Nihil tàm altè natura posuit, quò virtus non possit eniti.

Generoso ac Specioso Juveni Magni Parentis Nominis ac Virtutum haeredi, vivae omnium bonorum Spei, D[omi]no FRANCISCO PÁRIZ PAPAI, oras exoticas pro bono publico lustrare suscipienti, Affini Suo Suavissimo, his paucis, ut sui memoriam intimè infigit, ita ad abscondita quaeque timenda stimulum addit, Petrus Nádudvari, Eccle[si]ae Refor[matae] Saxopolitanae Plebanus, ejusdemque Venerandi Capituli Decanus, Simul precatus, ut Deus ipsius peregrinationem, optatis foeliciter successibus.

Szászváros A[nn]o 1710. 24. Sept.

 

 

Nothing was set so high by Nature that it could not be reached by Virtue.

To the noble and eminent young, heir of the name and virtue of his great father, living hope of every good people, to FERENC PÁPAI PÁRIZ, my sweet relative, when setting out to visit foreign countries in the interest of common good, I recommend myself with this trifle, and urge him to seek what is hidden and dreadful. Péter Nádudvari, first minister of the Reformed Church of Szászváros, and dean of the honoured chapter of the same town. And I also apply to God to bless his peregrination with the wished good success.

Szászváros, September 24, 1710.

 

 

 

 

 

 

 

 

 

p. 23. Szászváros/Orãştie, September 24, 1710


Nádudvari, Péter
(c. 1670-1726), Transylvanian Reformed minister

Péter (P.) Nádudvari was born around 1670. He studied from 1678 in Debrecen, and from 1692 in Nagyenyed (Aiud). He was a tutor of the sons of Sámuel Bethlen (?-1708). With the support of his patron he went in 1696 to the university of Franeker, and after his return he became his court minister. He was second minister from 1700 in Marosvásárhely (Târgu Mureş), and from 1705 in Szászváros; in 1706 he became first minister and dean in the same town. It was due to his courageous bearing that the Reformed community could keep their church and school in 1721. He was an ecellent preacher and orator. Died in Szászváros in 1726.

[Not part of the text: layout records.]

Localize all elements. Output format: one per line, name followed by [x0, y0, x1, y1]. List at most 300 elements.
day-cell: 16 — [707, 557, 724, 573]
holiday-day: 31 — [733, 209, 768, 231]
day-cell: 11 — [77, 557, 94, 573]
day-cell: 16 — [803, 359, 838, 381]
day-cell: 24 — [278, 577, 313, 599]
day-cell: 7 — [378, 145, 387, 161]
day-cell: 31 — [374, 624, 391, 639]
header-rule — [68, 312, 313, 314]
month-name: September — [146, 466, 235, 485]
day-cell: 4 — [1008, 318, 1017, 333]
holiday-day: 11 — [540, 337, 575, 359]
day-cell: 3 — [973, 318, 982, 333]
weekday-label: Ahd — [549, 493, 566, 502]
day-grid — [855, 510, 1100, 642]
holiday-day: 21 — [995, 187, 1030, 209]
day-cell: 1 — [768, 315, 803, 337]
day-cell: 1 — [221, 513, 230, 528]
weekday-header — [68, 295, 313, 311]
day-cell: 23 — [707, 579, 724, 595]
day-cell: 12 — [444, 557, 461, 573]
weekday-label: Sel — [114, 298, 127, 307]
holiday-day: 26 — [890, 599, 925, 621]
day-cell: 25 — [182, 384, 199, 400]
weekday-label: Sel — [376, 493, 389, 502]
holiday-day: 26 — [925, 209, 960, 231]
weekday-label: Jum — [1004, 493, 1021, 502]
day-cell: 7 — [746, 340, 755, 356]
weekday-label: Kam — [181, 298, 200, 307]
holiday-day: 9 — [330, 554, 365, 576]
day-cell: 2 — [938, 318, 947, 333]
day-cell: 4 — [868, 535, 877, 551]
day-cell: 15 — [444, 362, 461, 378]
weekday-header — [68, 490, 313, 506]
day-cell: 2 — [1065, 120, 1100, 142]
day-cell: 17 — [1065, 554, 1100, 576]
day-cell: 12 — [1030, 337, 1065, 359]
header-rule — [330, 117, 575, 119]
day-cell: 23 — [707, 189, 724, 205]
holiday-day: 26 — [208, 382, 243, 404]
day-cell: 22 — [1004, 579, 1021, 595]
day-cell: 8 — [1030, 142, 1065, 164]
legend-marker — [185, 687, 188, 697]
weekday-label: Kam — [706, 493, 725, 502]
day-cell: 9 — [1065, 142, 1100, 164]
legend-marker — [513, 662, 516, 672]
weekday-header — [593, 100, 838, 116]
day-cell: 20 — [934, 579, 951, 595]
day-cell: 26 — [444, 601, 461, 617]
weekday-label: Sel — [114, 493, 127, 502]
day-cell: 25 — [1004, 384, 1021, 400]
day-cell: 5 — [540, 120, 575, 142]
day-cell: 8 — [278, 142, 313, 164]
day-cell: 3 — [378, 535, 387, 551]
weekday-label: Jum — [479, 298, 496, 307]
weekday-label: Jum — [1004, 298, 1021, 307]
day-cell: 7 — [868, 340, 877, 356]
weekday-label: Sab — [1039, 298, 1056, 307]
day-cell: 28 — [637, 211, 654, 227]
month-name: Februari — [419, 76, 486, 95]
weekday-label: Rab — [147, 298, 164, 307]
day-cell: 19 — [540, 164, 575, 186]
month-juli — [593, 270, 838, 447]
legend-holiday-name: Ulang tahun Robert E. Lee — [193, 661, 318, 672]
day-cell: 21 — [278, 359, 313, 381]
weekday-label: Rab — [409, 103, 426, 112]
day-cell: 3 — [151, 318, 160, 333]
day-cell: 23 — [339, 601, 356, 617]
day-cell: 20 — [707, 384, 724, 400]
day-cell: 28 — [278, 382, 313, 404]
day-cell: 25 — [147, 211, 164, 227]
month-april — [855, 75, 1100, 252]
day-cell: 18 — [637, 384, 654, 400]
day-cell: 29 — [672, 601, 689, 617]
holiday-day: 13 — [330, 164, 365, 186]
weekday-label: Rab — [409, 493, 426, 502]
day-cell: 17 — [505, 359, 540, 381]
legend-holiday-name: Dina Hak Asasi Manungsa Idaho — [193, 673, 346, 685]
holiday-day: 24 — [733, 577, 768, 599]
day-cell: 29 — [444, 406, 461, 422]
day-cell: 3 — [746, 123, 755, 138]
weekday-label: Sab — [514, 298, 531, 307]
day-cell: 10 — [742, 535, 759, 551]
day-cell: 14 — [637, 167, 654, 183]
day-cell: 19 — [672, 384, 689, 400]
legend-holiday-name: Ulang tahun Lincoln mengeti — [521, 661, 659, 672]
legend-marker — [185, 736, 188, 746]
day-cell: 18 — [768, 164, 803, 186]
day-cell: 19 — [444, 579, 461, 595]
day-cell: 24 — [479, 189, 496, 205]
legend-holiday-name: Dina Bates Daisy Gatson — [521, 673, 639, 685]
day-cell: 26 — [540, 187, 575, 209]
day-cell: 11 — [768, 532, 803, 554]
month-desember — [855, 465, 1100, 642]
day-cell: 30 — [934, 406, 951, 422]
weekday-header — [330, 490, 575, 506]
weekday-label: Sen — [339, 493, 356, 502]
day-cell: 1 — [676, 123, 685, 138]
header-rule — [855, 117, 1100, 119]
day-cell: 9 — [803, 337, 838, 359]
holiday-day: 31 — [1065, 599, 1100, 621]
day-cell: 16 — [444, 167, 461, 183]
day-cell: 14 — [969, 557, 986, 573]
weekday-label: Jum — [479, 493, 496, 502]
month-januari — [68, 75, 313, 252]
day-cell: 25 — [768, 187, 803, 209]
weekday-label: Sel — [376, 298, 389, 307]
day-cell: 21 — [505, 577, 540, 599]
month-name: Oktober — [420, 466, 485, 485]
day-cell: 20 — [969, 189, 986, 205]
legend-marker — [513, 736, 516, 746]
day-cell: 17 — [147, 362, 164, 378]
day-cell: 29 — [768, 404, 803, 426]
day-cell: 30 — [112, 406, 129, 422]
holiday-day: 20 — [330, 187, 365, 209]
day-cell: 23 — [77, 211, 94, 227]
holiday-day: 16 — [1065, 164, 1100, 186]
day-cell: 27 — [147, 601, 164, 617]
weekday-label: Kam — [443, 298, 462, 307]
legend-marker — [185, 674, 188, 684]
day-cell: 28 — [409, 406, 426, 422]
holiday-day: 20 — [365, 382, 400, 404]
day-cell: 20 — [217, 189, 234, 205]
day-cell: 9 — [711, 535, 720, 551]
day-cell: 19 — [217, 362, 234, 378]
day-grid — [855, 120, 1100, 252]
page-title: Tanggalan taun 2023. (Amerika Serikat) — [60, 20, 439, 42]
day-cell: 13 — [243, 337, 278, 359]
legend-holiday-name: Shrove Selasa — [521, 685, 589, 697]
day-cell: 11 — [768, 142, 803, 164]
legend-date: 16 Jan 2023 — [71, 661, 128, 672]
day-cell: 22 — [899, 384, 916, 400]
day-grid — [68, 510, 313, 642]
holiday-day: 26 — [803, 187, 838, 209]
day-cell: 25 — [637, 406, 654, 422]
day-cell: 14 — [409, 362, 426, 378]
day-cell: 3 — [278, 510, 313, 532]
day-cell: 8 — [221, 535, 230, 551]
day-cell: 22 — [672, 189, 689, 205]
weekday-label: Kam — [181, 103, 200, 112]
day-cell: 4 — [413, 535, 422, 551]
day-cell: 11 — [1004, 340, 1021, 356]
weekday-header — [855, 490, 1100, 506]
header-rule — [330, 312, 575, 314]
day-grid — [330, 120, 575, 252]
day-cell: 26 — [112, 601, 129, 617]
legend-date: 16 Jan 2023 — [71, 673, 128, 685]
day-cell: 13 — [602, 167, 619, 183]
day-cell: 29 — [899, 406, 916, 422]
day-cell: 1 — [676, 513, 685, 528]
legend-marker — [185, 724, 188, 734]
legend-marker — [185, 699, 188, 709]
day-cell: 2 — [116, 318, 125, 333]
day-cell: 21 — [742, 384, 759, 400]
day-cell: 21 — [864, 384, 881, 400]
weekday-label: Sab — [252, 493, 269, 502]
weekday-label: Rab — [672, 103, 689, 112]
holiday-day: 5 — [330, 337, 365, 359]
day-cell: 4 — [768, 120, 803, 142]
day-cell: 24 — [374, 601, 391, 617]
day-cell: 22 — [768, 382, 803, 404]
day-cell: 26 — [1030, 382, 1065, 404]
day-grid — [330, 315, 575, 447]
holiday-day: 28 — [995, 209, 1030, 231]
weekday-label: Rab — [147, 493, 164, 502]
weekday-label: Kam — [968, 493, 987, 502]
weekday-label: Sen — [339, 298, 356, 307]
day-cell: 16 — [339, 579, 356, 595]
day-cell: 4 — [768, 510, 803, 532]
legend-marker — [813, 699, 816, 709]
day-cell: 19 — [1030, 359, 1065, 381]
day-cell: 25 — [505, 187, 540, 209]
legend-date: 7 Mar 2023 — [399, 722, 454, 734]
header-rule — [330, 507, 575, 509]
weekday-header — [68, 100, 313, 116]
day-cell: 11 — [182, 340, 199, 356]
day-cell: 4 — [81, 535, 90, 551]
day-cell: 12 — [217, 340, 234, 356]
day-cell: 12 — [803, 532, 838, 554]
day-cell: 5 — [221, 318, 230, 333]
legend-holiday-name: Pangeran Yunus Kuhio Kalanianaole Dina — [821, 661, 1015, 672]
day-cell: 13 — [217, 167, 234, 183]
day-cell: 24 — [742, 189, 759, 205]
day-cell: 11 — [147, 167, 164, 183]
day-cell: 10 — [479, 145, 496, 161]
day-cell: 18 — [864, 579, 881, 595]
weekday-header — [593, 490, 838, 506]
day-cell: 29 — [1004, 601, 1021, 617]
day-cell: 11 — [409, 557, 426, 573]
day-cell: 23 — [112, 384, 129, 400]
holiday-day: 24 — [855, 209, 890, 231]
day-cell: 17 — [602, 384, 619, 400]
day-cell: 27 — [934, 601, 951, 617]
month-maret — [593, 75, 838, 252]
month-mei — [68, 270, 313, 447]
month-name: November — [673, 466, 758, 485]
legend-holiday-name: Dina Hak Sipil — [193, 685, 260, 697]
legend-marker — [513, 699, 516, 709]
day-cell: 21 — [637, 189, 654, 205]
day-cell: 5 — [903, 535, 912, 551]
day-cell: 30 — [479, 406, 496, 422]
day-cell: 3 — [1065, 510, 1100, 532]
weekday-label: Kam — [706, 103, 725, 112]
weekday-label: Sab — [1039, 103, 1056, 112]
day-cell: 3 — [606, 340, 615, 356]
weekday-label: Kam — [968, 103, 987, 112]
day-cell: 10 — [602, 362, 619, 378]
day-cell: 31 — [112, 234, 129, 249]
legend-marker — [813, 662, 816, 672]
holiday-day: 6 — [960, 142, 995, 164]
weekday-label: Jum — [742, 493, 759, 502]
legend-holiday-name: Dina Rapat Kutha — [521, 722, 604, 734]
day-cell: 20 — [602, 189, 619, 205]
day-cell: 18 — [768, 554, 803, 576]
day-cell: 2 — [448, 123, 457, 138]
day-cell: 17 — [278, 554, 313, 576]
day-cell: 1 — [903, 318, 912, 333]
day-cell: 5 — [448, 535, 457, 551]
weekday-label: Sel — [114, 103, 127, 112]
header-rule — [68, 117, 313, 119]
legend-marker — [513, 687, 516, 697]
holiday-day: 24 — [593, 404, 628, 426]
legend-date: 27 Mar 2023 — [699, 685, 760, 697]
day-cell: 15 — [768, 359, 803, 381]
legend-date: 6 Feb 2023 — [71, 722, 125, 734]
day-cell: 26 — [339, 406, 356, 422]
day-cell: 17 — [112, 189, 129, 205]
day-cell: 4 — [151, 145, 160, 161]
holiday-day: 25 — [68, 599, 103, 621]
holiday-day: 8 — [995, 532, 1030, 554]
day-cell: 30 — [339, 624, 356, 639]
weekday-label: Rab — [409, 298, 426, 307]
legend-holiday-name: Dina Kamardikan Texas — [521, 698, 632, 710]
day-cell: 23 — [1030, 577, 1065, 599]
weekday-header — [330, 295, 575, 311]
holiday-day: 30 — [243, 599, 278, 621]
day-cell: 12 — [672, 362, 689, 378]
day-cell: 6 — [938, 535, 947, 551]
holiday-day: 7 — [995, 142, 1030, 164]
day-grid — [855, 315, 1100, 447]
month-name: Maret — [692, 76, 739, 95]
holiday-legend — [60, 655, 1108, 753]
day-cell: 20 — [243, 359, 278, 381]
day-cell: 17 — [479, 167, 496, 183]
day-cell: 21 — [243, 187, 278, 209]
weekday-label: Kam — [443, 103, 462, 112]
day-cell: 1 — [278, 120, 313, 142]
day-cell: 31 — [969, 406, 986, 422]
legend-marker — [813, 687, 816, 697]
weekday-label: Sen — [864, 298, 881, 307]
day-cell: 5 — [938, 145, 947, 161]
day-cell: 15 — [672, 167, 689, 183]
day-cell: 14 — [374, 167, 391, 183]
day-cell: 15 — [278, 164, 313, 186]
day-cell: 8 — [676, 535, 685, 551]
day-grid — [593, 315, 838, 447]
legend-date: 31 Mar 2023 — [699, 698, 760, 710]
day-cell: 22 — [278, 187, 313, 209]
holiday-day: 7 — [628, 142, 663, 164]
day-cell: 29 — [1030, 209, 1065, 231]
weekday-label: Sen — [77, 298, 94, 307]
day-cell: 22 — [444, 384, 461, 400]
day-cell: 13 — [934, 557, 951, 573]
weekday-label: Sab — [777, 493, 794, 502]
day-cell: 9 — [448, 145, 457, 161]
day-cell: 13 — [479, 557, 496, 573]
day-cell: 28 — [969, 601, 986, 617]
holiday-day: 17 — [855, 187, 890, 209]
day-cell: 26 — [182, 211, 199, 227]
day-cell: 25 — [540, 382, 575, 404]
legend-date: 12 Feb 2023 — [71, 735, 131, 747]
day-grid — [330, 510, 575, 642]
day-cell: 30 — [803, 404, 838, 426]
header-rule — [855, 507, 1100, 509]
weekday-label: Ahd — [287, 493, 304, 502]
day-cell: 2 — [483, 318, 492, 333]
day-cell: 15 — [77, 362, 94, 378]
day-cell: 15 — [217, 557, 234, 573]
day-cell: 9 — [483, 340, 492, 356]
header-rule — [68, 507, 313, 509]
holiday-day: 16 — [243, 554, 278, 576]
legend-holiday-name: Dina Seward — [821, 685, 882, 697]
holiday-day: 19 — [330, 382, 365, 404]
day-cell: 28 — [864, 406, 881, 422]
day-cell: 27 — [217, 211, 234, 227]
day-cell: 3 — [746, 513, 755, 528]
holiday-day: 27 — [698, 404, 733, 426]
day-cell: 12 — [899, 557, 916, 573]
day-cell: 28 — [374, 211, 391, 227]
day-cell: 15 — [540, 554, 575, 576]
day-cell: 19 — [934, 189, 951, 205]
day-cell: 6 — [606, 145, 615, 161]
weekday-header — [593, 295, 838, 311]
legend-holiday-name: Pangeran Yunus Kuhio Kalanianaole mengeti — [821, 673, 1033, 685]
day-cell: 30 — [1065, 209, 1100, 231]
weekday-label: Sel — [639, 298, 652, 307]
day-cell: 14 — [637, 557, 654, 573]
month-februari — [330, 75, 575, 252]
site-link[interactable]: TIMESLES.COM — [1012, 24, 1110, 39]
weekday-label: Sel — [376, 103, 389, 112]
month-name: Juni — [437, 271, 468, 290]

He was the son-in-law of Ferenc Pápai Páriz Sen. (1649-1716), to whom he wrote both a laudatory poem in 1710 and a funeral one in 1717. His speeches were collected and published by Zsigmond Szathmári Pap on the costs of the writress Kata Bethlen (1700-1759), daughter of Sámuel Bethlen, patron of Nádudvari. His most important works are: Disputatio theologica de peccati natura, propagatione, atque speciebus, quam … sub praesidio … Stephani Enyedi … publice ventilandam proponit. Kolozsvár, 1695. – Idvesség uttya az az a hit ágazati körül való dolgoknak tárháza predikátziókban. Kolozsvár, 1741. – Néhai … N. P. uramnak … nyoltzvan-négy predikatzioi, mellyekben az igaz keresztyén vallásnak szent iráson épült fundamentomos ágazati … ki-beszélltetnek, és a mellyeket méltgs gróf Bethleni Kata … akaratjára, és kegyes költségével, … néhol egész prédikátziókkal is ki-toldozván, világ eleibe botsátott Szathmári Pap Sigmond. Kolozsvár, 1741.

Péter Nádudvari wrote his memento on September 24, 1710, in Szászváros into the Album of his beloved brother-in-law Ferenc Pápai Páriz Jr., when this latter was going to set out abroad. The reading of the year is somewhat uncertain. It cannot be 1711, because around September 20 Ferenc Pápai Páriz was already in Vienna, as it is attested by the notes of Count Bethlen, Prince Apafi and Mihály Balku (p. 9, 35, 19), as well as by a letter sent by Pápai Páriz to Count Sándor Teleki on September 20, 1711 [Peregrinus]. It seems therefore, that the travel mentioned here by Nádudvari was postponed by a year, either because of lacking financial support, or the Independence War of Hungary, which was just over by the summer of 1711.